– Я слыхал, – продолжал Графф, – что индийскому народу нужны люди, готовые сражаться за свободу. Ваша преданность своему народу сильнее преданности министерству колоний, и я это понимаю. Так что идите туда, куда ведет вас долг.
– Это… это невероятное милосердие, сэр!
– Не моя идея, – ответил Графф. – Я думал судить вас закрытым судом МФ и расстрелять. Но Питер мне объяснил, что если вы виновны и выяснится, что вы защищали своих родных, сидящих в китайской тюрьме, то нехорошо будет так наказывать за преступление, состоящее в недостаточной лояльности.
Апханад посмотрел на Питера:
– Моя измена могла убить вас и вашу семью.
– Не убила ведь, – ответил Питер.
– Мне хочется думать, – сказал Графф, – что иногда Бог проявляет к нам милосердие и каким-нибудь несчастным случаем срывает наш план, исход которого был бы гораздо хуже.
– Я в зло не верю, – холодно возразила Тереза. – Я верю, что если ты приставляешь человеку ствол к голове, а пистолет дает осечку, ты все равно убийца в глазах Бога.
– Ладно, – согласился Графф. – Когда мы все умрем и если будем после этого существовать в том или ином виде, спросим тогда у Бога, кто из нас был прав.
17
Пророки
SecureSite.net
От: Locke%erasmus@polnet.gov
ПАРОЛЬ: Сурьявонг
Тема: Девушка на мосту
Надежные источники просят: не мешайте отходу китайцев из Индии. Но при использовании дорог для возврата или снабжения, блокируйте все существующие маршруты.

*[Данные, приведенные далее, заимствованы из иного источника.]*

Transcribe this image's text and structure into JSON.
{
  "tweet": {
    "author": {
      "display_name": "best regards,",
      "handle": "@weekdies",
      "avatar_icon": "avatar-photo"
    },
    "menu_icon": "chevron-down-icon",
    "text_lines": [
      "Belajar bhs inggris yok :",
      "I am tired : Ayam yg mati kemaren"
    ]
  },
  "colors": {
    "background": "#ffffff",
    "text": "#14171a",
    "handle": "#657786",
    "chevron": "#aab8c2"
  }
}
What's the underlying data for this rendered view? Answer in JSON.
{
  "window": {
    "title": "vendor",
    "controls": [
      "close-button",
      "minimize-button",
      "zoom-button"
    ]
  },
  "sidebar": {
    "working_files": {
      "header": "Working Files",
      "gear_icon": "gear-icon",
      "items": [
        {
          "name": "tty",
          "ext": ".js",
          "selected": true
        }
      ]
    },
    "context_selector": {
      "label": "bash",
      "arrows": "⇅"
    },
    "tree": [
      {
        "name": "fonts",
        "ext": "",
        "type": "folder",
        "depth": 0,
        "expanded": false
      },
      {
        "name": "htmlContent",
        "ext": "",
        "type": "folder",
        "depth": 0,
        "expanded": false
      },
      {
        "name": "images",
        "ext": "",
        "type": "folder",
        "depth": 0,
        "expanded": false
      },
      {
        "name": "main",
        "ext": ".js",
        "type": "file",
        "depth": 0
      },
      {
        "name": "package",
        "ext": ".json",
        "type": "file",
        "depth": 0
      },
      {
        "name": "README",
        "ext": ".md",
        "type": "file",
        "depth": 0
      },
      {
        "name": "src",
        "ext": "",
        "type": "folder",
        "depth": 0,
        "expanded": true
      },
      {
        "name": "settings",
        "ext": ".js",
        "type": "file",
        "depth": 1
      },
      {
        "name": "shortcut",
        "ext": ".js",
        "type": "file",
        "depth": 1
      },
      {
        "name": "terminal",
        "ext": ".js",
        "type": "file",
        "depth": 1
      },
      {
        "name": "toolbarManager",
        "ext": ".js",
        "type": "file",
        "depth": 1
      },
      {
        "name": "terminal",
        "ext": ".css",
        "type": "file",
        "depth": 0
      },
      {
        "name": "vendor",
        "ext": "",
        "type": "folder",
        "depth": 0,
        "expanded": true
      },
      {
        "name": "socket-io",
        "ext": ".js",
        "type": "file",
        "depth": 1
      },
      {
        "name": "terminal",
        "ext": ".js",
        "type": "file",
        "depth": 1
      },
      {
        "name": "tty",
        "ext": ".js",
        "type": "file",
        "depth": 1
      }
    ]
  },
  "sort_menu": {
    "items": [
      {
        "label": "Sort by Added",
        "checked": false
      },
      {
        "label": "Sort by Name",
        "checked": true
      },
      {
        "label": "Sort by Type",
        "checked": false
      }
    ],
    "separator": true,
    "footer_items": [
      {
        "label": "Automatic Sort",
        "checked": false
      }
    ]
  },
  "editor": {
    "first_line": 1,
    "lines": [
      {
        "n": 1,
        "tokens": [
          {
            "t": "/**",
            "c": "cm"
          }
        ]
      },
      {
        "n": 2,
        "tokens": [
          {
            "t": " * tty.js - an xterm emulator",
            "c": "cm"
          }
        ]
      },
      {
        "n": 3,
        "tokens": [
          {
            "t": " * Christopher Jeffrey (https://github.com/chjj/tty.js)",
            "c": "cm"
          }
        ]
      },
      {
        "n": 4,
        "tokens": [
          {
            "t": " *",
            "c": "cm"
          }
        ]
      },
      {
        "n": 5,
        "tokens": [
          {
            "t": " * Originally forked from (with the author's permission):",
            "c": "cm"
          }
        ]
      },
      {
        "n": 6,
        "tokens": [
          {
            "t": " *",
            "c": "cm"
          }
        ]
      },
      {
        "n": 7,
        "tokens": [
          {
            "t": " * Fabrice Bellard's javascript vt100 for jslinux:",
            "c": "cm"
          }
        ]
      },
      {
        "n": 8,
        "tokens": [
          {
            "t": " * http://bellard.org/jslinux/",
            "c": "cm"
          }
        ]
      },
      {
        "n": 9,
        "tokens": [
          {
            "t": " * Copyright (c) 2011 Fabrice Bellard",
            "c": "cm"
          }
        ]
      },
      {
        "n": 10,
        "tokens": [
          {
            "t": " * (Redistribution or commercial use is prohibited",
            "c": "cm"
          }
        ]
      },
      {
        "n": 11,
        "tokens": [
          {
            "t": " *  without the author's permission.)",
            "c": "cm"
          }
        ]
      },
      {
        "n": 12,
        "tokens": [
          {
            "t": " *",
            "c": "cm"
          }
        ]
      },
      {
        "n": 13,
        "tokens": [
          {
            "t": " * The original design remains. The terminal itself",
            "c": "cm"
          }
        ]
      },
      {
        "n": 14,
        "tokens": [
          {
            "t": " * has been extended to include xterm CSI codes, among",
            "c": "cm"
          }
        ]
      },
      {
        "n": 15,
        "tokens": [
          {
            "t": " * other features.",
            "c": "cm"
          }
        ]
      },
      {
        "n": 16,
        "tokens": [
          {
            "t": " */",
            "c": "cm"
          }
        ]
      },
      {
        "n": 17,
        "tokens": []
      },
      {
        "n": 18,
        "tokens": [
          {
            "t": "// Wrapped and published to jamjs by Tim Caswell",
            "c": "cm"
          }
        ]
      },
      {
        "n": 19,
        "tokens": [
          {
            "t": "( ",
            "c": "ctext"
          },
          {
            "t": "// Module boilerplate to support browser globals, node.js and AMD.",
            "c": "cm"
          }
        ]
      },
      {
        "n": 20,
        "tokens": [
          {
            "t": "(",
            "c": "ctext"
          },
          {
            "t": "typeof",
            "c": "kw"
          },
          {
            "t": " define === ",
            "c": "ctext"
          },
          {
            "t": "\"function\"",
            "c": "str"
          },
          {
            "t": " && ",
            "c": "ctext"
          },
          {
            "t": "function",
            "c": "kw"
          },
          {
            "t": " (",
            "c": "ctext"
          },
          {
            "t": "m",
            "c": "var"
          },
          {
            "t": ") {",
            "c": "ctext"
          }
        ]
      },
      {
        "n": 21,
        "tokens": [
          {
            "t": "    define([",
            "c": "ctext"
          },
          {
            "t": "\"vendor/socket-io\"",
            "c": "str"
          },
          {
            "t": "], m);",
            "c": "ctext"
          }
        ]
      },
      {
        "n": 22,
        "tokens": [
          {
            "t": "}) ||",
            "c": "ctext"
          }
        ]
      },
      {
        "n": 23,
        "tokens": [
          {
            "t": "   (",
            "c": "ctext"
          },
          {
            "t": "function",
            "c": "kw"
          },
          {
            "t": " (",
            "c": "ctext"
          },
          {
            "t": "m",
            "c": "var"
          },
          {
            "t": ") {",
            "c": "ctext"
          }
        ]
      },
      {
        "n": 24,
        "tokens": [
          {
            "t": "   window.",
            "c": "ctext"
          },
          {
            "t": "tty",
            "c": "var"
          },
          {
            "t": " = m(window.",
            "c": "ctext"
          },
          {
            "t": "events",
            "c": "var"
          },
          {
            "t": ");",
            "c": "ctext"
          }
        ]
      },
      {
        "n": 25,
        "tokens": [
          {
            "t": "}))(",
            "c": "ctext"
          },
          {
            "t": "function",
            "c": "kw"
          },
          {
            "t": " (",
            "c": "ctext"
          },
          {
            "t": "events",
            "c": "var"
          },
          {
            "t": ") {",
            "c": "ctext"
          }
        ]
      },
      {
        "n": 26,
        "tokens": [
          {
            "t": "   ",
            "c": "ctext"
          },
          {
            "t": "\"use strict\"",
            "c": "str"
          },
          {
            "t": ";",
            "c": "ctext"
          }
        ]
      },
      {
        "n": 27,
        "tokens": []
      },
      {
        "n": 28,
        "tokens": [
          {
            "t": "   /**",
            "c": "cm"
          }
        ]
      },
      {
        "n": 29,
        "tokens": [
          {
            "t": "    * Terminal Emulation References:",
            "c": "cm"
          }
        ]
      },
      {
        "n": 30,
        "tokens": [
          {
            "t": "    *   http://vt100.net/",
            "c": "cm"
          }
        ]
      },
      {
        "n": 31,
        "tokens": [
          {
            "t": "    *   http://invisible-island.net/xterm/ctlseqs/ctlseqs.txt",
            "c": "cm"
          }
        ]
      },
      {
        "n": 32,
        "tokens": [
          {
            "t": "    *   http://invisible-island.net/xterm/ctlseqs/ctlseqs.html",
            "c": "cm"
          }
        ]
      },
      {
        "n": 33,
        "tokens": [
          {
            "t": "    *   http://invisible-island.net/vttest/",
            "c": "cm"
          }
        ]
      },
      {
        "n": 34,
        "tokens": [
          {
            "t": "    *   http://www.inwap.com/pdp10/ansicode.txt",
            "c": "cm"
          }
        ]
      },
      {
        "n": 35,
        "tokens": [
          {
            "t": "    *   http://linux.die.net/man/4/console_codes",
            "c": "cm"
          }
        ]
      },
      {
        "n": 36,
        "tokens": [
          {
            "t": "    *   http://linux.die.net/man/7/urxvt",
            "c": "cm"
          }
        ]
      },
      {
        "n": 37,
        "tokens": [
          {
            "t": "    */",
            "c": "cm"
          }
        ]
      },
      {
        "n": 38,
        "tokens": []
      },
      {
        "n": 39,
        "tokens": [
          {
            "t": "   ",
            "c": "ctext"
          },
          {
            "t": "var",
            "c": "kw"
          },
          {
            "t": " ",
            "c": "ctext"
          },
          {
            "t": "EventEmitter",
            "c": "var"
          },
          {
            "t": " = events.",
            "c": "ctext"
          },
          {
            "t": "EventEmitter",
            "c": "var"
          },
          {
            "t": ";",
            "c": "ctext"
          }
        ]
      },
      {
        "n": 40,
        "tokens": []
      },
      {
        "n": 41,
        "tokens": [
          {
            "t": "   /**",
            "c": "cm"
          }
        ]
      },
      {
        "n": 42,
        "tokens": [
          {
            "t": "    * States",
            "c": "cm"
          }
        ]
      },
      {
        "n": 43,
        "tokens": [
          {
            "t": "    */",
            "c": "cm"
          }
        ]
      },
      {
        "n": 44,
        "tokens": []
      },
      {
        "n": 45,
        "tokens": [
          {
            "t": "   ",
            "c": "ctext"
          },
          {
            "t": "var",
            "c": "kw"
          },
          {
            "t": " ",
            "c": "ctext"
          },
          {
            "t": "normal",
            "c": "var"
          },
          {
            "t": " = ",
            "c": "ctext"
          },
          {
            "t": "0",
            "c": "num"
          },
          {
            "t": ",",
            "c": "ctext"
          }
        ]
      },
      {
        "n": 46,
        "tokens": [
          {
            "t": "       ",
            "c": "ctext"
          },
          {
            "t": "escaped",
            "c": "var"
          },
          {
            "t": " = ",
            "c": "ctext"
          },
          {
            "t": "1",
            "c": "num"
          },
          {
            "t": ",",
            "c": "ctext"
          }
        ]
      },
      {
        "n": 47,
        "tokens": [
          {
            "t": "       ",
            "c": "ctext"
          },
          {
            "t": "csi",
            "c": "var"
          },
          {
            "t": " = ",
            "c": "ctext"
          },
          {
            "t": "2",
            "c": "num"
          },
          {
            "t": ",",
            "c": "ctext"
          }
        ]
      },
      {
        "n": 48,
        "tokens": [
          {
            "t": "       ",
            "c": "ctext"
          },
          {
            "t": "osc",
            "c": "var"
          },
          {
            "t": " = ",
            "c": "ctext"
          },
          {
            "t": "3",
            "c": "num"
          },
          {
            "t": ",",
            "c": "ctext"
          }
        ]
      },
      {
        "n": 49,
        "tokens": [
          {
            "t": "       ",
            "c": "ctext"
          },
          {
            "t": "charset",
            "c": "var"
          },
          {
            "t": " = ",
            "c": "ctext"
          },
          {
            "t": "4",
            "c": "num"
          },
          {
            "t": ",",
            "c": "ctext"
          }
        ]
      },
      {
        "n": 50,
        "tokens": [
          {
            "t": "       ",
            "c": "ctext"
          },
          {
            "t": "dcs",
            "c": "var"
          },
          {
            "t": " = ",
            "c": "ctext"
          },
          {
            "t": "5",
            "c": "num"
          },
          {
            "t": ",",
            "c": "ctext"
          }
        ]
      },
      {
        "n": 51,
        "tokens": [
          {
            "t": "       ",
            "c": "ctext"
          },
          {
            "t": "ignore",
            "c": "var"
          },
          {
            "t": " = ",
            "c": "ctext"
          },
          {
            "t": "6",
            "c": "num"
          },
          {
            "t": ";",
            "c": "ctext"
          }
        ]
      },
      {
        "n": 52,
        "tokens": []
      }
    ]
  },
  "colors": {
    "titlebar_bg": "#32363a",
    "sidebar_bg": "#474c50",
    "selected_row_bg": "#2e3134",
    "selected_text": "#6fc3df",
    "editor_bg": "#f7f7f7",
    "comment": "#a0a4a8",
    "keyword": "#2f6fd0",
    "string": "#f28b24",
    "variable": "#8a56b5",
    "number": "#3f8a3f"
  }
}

Сначала китайцы решили, что в провинции Синьцзян снова зашевелились повстанцы, уже много сотен лет ведущие партизанскую войну. В китайской армии все делается по уставу, и потому только в конце дня Хань Цзы в Пекине смог наконец сопоставить сведения и доказать, что это – серьезная наступательная операция, начатая за пределами Китая.
В сотый раз после занятия высокого поста в командовании у Хань Цзы опускались руки от невозможности что-нибудь сделать. Всегда было важнее проявить уважение к высокому статусу начальства, чем сказать ему правду и добиться, чтобы делалось дело. Даже сейчас, имея на руках свидетельства о таком уровне обучения, дисциплины, координации и снабжения, который был бы невозможен, если бы за синьцзянскими инцидентами стояли повстанцы, Хань Цзы должен был ждать, пока его просьба о встрече не пройдет через всех таких важных помощников, шестерок, функционеров и холуев, единственной обязанностью которых было напускать на себя занятой вид, стараясь делать как можно меньше дела.
В Пекине уже наступила ночь, когда Хань Цзы прошел через площадь, отделяющую секцию Стратегического Планирования от здания Администрации – еще один элемент совершенно дурацкой организации: разделить эти две структуры длинным пешим переходом по открытому воздуху. Их надо было поставить рядом, чтобы все время перекрикивались. А получалось так, что Планирование составляло планы, которые Администрация не могла выполнить, а Администрация постоянно не так понимала цель планов и билась против любой идеи, которая могла бы претворить их в жизнь.
«Как мы вообще завоевали Индию?» – подумал Хань Цзы.
Он отпихнул ногой копошащихся на земле голубей. Они отлетели на пару метров и тут же вернулись, будто под его ногами что-то скрывалось съедобное.
Одна только причина, по которой это правительство держится у власти: народ Китая – голуби. Можешь их пинать и отпихивать, и они вернутся за добавкой. А худшие из всех – чиновники. Чиновничество изобрели в Китае, и, начав здесь на тысячу лет раньше, чем в других местах, эта каста в искусстве создавать путаницу, строить царства и устраивать бурю в стакане воды дошла до таких высот, которые и не снились другим системам. По сравнению с Китаем византийская бюрократия – примитивнейшая вещь.
Как Ахилл добился своего? Чужак, преступник, безумец – и это все хорошо было известно китайскому правительству, – и все же он сумел пробиться через слои раболепных интриганов, готовых вонзить нож в спину, и выйти прямо на уровень, где принимаются решения. Мало кто знал, где вообще находится этот уровень, поскольку это уж точно были не прославленные верховные вожди, слишком старые, чтобы думать о чем-либо новом, слишком боящиеся потерять свои насесты. Они только и могли делать, что говорить своим подчиненным: «Сделай так, как считаешь мудрым».